In short: the SPLC is extremely rich, and a lot of that wealth goes to the top staff, who are almost all white men.

Moser was surprised first of all by the headquarters, a new, vast, modernist glass-and-steel fortress.

The entrance was through an underground bunker, past multiple layers of human and electronic security. Cameras were everywhere in the open-plan office, which made me feel like a Pentagon staffer, both secure and insecure at once. But nothing was more uncomfortable than the racial dynamic that quickly became apparent: a fair number of what was then about a hundred employees were African-American, but almost all of them were administrative and support staff—“the help,” one of my black colleagues said pointedly. The “professional staff”—the lawyers, researchers, educators, public-relations officers, and fund-raisers—were almost exclusively white. Just two staffers, including me, were openly gay.

He forgot something. He forgot women. It’s strange how regularly people forget that. He gets to it later in the piece but it’s odd to leave it out at the beginning. The professional staff were almost exclusively white and male.

In the decade or so before I’d arrived, the center’s reputation as a beacon of justice had taken some hits from reporters who’d peered behind the façade. In 1995, the Montgomery Advertiser had been a Pulitzer finalist for a series that documented, among other things, staffers’ allegations of racial discrimination within the organization. In Harper’s, Ken Silverstein had revealed that the center had accumulated an endowment topping a hundred and twenty million dollars while paying lavish salaries to its highest-ranking staffers and spending far less than most nonprofit groups on the work that it claimed to do. The great Southern journalist John Egerton, writing for The Progressive, had painted a damning portrait of Dees, the center’s longtime mastermind, as a “super-salesman and master fundraiser” who viewed civil-rights work mainly as a marketing tool for bilking gullible Northern liberals. “We just run our business like a business,” Dees told Egerton. “Whether you’re selling cakes or causes, it’s all the same.”

It’s not that they don’t do any good work, but it is that the people at the top got rich doing it, which donors probably don’t realize.

Co-workers stealthily passed along these articles to me—it was a rite of passage for new staffers, a cautionary heads-up about what we’d stepped into with our noble intentions. Incoming female staffers were additionally warned by their new colleagues about Dees’s reputation for hitting on young women. And the unchecked power of the lavishly compensated white men at the top of the organization—Dees and the center’s president, Richard Cohen—made staffers pessimistic that any of these issues would ever be addressed.

Now he’s remembered about the women; good.

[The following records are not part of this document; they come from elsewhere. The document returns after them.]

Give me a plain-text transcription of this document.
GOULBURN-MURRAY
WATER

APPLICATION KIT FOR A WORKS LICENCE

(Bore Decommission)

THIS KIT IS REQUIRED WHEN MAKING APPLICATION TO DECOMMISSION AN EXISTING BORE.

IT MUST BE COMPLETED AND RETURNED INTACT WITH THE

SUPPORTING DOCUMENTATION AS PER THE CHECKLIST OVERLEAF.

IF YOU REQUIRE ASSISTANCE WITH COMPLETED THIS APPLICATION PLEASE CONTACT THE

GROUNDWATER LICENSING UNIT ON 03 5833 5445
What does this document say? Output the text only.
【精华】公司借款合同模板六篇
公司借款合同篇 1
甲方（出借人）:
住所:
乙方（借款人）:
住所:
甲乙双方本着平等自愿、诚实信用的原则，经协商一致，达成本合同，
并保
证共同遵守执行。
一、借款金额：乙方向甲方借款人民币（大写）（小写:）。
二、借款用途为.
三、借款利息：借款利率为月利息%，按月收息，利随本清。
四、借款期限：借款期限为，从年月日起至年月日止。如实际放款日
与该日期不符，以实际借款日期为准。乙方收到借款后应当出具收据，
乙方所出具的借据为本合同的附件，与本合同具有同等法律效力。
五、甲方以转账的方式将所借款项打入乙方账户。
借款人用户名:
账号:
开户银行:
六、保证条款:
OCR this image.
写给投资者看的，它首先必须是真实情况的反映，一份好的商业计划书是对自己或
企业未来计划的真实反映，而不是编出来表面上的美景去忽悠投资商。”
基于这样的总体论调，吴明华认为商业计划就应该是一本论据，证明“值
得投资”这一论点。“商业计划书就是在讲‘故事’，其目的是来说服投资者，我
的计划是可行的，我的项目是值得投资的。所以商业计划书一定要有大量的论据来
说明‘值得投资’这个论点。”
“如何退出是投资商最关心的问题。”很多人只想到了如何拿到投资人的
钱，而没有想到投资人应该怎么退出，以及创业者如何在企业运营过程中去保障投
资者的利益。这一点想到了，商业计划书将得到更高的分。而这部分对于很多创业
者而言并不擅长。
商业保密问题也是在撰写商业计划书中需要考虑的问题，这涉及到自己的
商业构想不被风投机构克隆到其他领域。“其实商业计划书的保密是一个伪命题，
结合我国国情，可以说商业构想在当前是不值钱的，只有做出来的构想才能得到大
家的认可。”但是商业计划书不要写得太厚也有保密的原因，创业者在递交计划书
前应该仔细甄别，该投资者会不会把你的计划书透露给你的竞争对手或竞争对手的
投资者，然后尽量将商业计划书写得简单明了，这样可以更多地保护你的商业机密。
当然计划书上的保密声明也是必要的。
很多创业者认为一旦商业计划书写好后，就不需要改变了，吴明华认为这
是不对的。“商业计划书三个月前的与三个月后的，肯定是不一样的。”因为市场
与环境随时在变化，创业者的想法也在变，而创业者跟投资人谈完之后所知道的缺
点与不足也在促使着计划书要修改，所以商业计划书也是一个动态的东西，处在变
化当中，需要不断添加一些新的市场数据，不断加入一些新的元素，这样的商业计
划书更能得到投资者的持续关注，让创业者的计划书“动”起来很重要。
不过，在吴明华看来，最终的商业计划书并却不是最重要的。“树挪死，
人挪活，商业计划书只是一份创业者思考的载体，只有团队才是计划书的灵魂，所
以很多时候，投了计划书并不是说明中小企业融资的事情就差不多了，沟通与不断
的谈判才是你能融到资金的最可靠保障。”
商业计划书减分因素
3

“I expected there’d be a lot of creative bickering, a sort of democratic free-for-all,” my friend Brian, a journalist who came aboard a year after me, said one day. “But everybody is so deferential to Morris and Richard. It’s like a fucking monarchy around here.” The work could be meaningful and gratifying. But it was hard, for many of us, not to feel like we’d become pawns in what was, in many respects, a highly profitable scam.

Then Morris Dees was fired.

One day later, the Los Angeles Times and the Alabama Political Reporter reported that Dees’s ouster had come amid a staff revolt over the mistreatment of nonwhite and female staffers, which was sparked by the resignation of the senior attorney Meredith Horton, the highest-ranking African-American woman at the center. A number of staffers subsequently signed onto two letters of protest to the center’s leadership, alleging that multiple reports of sexual harassment by Dees through the years had been ignored or covered up, and sometimes resulted in retaliation against the women making the claims. (Dees denied the allegations, telling a reporter, “I don’t know who you’re talking to or talking about, but that is not right.”)

Emperors tend to expect access to the females of their choice, without any backtalk.